Join our new webinar “Harnessing AI Agents for Advanced Fraud Detection” on Feb 13th at 9AM PT || Register today ->
This article is your go-to guide for learning how to fine-tune the LayoutLMv3 model on new, unseen data. It’s a hands-on project with step-by-step instructions. Specifically, we’ll cover:
LayoutLMv3.4 stands out as a cutting-edge pre-trained language model crafted by Microsoft Research Asia. Tailored to excel in document analysis tasks demanding an understanding of both textual and layout information such as document classification, information extraction, and question answering, this model is grounded in the transformer architecture. Its training involves vast amounts of annotated document images and text, enabling LayoutLMv3.4 to adeptly recognize and encode both textual content and visual document layout. This proficiency results in superior performance across a spectrum of document analysis tasks.
The versatility of LayoutLMv3.4 extends to applications like document classification, named entity recognition, and question answering.
In this section we Will be fine-tuning the LayoutLMv3 model on the CORD dataset.

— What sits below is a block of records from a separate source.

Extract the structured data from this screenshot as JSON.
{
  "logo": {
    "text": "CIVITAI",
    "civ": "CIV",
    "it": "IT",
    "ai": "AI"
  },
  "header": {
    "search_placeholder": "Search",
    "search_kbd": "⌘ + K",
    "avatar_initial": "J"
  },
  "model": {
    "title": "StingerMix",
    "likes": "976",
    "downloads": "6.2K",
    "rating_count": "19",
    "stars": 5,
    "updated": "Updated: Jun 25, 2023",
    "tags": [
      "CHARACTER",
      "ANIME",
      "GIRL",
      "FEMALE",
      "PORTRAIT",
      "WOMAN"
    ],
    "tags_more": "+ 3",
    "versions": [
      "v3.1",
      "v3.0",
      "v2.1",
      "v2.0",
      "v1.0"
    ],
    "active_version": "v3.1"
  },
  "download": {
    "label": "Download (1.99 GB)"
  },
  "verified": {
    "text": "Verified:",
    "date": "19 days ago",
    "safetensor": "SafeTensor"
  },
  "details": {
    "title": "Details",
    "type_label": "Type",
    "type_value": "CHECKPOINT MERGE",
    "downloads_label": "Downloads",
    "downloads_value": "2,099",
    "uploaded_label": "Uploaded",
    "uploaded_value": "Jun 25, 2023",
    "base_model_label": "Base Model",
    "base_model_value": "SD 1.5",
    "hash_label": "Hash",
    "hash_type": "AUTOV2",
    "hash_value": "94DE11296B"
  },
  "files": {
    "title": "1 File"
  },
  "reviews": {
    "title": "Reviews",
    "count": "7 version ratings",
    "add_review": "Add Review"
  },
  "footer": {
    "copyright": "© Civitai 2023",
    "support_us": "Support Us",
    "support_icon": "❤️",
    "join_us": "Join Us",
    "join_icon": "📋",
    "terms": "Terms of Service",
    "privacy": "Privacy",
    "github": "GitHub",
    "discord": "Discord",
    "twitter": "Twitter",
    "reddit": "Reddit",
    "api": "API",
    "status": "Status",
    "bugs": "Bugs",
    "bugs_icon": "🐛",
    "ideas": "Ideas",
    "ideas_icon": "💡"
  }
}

Initially, we install wkhtmltopdf in Colab.
# Download the package
!wget -q https://github.com/wkhtmltopdf/packaging/releases/download/0.12.6-1/wkhtmltox_0.12.6-1.bionic_amd64.deb
# Install the package
!dpkg -i wkhtmltox_0.12.6-1.bionic_amd64.deb
# Fix dependencies
!apt-get -f install -y
Next, we will proceed with the installation of the required libraries for this tutorial:
!pip install -qqq transformers==4.27.2 --progress-bar off
!pip install -qqq pytorch-lightning==1.9.4 --progress-bar off
!pip install -qqq torchmetrics==0.11.4 --progress-bar off
!pip install -qqq imgkit==1.2.3 --progress-bar off
!pip install -qqq easyocr==1.6.2 --progress-bar off
!pip install -qqq Pillow==9.4.0 --progress-bar off
!pip install -qqq tensorboardX==2.5.1 --progress-bar off
!pip install -qqq huggingface_hub==0.11.1 --progress-bar off
!pip install -qqq --upgrade --no-cache-dir gdown
And once they’re installed let’s import them and set the seed to 42:
from transformers import LayoutLMv3FeatureExtractor, LayoutLMv3TokenizerFast, LayoutLMv3Processor, LayoutLMv3ForSequenceClassification
from tqdm import tqdm
import torch
from torch.utils.data import Dataset, DataLoader
import pytorch_lightning as pl
from pytorch_lightning.callbacks import ModelCheckpoint
from PIL import Image, ImageDraw, ImageFont
import numpy as np
from sklearn.model_selection import train_test_split
import imgkit
import easyocr
import torchvision.transforms as T
from pathlib import Path
import matplotlib.pyplot as plt
import os
import cv2
from typing import List
import json
from torchmetrics import Accuracy
from huggingface_hub import notebook_login
from sklearn.metrics import confusion_matrix, ConfusionMatrixDisplay
%matplotlib inline
pl.seed_everything(42)
This dataset, sourced from Kaggle and named “Financial Documents Clustering,” consists of HTML documents, specifically tables extracted from publicly accessible financial annual reports of Hexaware Technologies.
Loading the Dataset :
Now let’s load the dataset into our working notebook.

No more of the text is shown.